1. Event pattern. “Usually the best option for adjustment is date and pattern flexibility,” Dinsmoor says. “For a space-intensive group or one with less than ideal food and beverage spend, shifting a day or two from the original dates could make most of our concerns go away.” Chalupa says that with individual business travel being particularly strong right now, “we can easily fill Tuesday and Wednesday nights at high rates. But any group that can use Sunday night or Thursday night as part of their event is very attractive to us.”

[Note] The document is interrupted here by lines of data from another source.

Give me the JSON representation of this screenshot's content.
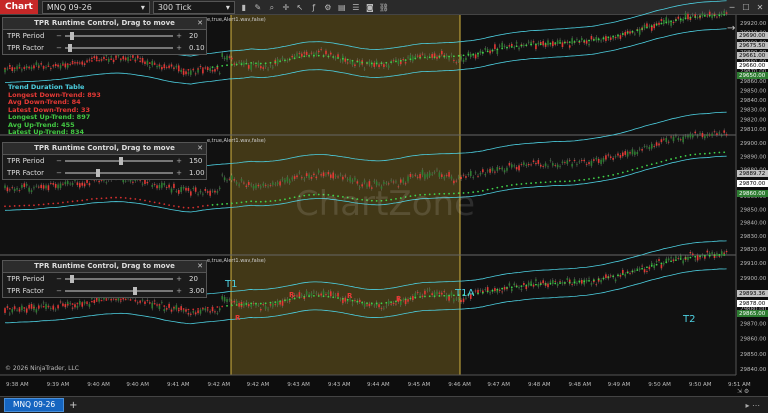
{
  "toolbar": {
    "chart_tab": "Chart",
    "instrument": "MNQ 09-26",
    "interval": "300 Tick"
  },
  "panels": [
    {
      "title": "TPR Runtime Control, Drag to move",
      "period_label": "TPR Period",
      "period_value": "20",
      "period_level": 0.05,
      "factor_label": "TPR Factor",
      "factor_value": "0.10",
      "factor_level": 0.03
    },
    {
      "title": "TPR Runtime Control, Drag to move",
      "period_label": "TPR Period",
      "period_value": "150",
      "period_level": 0.52,
      "factor_label": "TPR Factor",
      "factor_value": "1.00",
      "factor_level": 0.3
    },
    {
      "title": "TPR Runtime Control, Drag to move",
      "period_label": "TPR Period",
      "period_value": "20",
      "period_level": 0.05,
      "factor_label": "TPR Factor",
      "factor_value": "3.00",
      "factor_level": 0.65
    }
  ],
  "indicator_labels": [
    "e,true,Alert1.wav,false)",
    "e,true,Alert1.wav,false)",
    "e,true,Alert1.wav,false)"
  ],
  "trend_table": {
    "title": "Trend Duration Table",
    "longest_down": "Longest Down-Trend: 893",
    "avg_down": "Avg Down-Trend: 84",
    "latest_down": "Latest Down-Trend: 33",
    "longest_up": "Longest Up-Trend: 897",
    "avg_up": "Avg Up-Trend: 455",
    "latest_up": "Latest Up-Trend: 834"
  },
  "watermark": "ChartZone",
  "annotations": {
    "t1": "T1",
    "t1a": "T1A",
    "t2": "T2",
    "r": "R"
  },
  "y_axes": [
    {
      "ticks": [
        "29920.00",
        "29910.00",
        "29900.00",
        "29890.00",
        "29880.00",
        "29870.00",
        "29860.00",
        "29850.00",
        "29840.00",
        "29830.00",
        "29820.00",
        "29810.00"
      ],
      "badges": [
        {
          "text": "29690.00",
          "color": "#c0c0c0",
          "fg": "#000"
        },
        {
          "text": "29675.50",
          "color": "#c0c0c0",
          "fg": "#000"
        },
        {
          "text": "29661.00",
          "color": "#c0c0c0",
          "fg": "#000"
        },
        {
          "text": "29660.00",
          "color": "#ffffff",
          "fg": "#000"
        },
        {
          "text": "29650.00",
          "color": "#2e7d32",
          "fg": "#fff"
        }
      ]
    },
    {
      "ticks": [
        "29900.00",
        "29890.00",
        "29880.00",
        "29870.00",
        "29860.00",
        "29850.00",
        "29840.00",
        "29830.00",
        "29820.00"
      ],
      "badges": [
        {
          "text": "29889.72",
          "color": "#c0c0c0",
          "fg": "#000"
        },
        {
          "text": "29870.00",
          "color": "#ffffff",
          "fg": "#000"
        },
        {
          "text": "29860.00",
          "color": "#2e7d32",
          "fg": "#fff"
        }
      ]
    },
    {
      "ticks": [
        "29910.00",
        "29900.00",
        "29890.00",
        "29880.00",
        "29870.00",
        "29860.00",
        "29850.00",
        "29840.00"
      ],
      "badges": [
        {
          "text": "29893.36",
          "color": "#c0c0c0",
          "fg": "#000"
        },
        {
          "text": "29878.00",
          "color": "#ffffff",
          "fg": "#000"
        },
        {
          "text": "29865.00",
          "color": "#2e7d32",
          "fg": "#fff"
        }
      ]
    }
  ],
  "x_axis": [
    "9:38 AM",
    "9:39 AM",
    "9:40 AM",
    "9:40 AM",
    "9:41 AM",
    "9:42 AM",
    "9:42 AM",
    "9:43 AM",
    "9:43 AM",
    "9:44 AM",
    "9:45 AM",
    "9:46 AM",
    "9:47 AM",
    "9:48 AM",
    "9:48 AM",
    "9:49 AM",
    "9:50 AM",
    "9:50 AM",
    "9:51 AM"
  ],
  "copyright": "© 2026 NinjaTrader, LLC",
  "bottom_tab": "MNQ 09-26",
  "add_tab": "+",
  "colors": {
    "up": "#2e7d32",
    "down": "#e53935",
    "band": "#4dd0e1",
    "highlight": "#6b5a1e"
  }
}
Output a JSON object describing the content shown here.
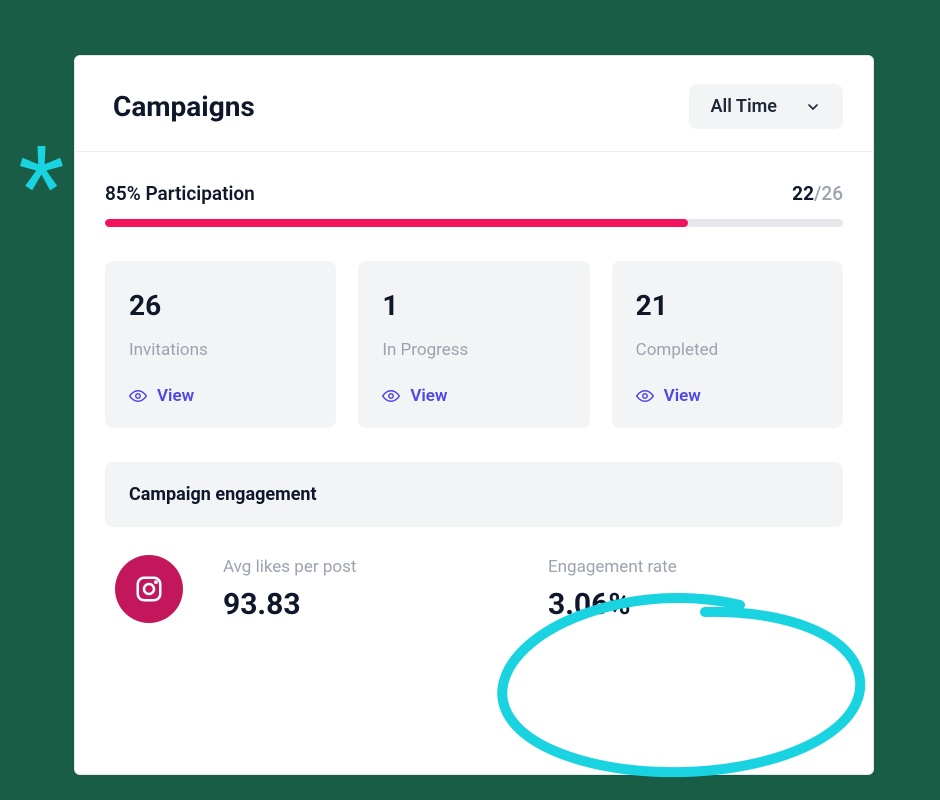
{
  "header": {
    "title": "Campaigns",
    "time_filter": "All Time"
  },
  "participation": {
    "percent_label": "85% Participation",
    "fill_percent": 79,
    "current": "22",
    "total": "/26"
  },
  "stats": [
    {
      "value": "26",
      "label": "Invitations",
      "link": "View"
    },
    {
      "value": "1",
      "label": "In Progress",
      "link": "View"
    },
    {
      "value": "21",
      "label": "Completed",
      "link": "View"
    }
  ],
  "engagement": {
    "section_title": "Campaign engagement",
    "platform": "instagram",
    "avg_likes_label": "Avg likes per post",
    "avg_likes_value": "93.83",
    "engagement_rate_label": "Engagement rate",
    "engagement_rate_value": "3.06%"
  },
  "colors": {
    "accent_pink": "#f31260",
    "link_indigo": "#4f46e5",
    "annotation_cyan": "#1ad3e0",
    "instagram_magenta": "#c2185b"
  }
}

2. Space efficiency. Dinsmoor says it’s important to figure out if the meeting space being requested works for both parties. “Maybe we can accommodate them within their budget by using the general-session room for one or more breakouts each morning and afternoon,” he says. This gives a property the chance to accommodate another group and achieve the target revenue from its event space.

On the flip side, a property can already have a meeting group booked but still dovetail a second group into the remaining event space for one day of overlap. The following day, the first group is gone and the second group can utilize more meeting space. “If a group can alter its session schedule to do that, we can get much more flexible with our pricing,” Chalupa says.

3. Food and beverage spend. Chalupa finds that many events these days are breakout-heavy. Therefore, to offset meeting room rental charges, they need a strong contribution from F&B.

“Our highest profit area is guest rooms, and our next-highest profit center is food and beverage,” Dinsmoor says. “If a group doesn’t occupy enough guest rooms for the amount of function space they desire, or they have a pattern they cannot change, we look at the F&B line to see how we can get more of the total they intend to spend on that.”

Wiggle Room

There is one other factor that can help a group secure guest rooms and meeting space within their budget—even if the event doesn’t quite reach the revenue threshold a property seeks over certain dates.

“My revenue manager knows that, based on the present volume of business from that client or the prospect of future business, sometimes we’ll make some concessions we might not love,” Chalupa says. “We can’t just operate with charts and graphs and a take-it-or-leave-it mentality. There’s a human element and a relationship to consider when we are on the fence about a piece of business. In that respect, revenue management is not entirely a black-and-white discipline.”

Failing to use the analytical data that is available today to make informed decisions is leaving money on the table—literally.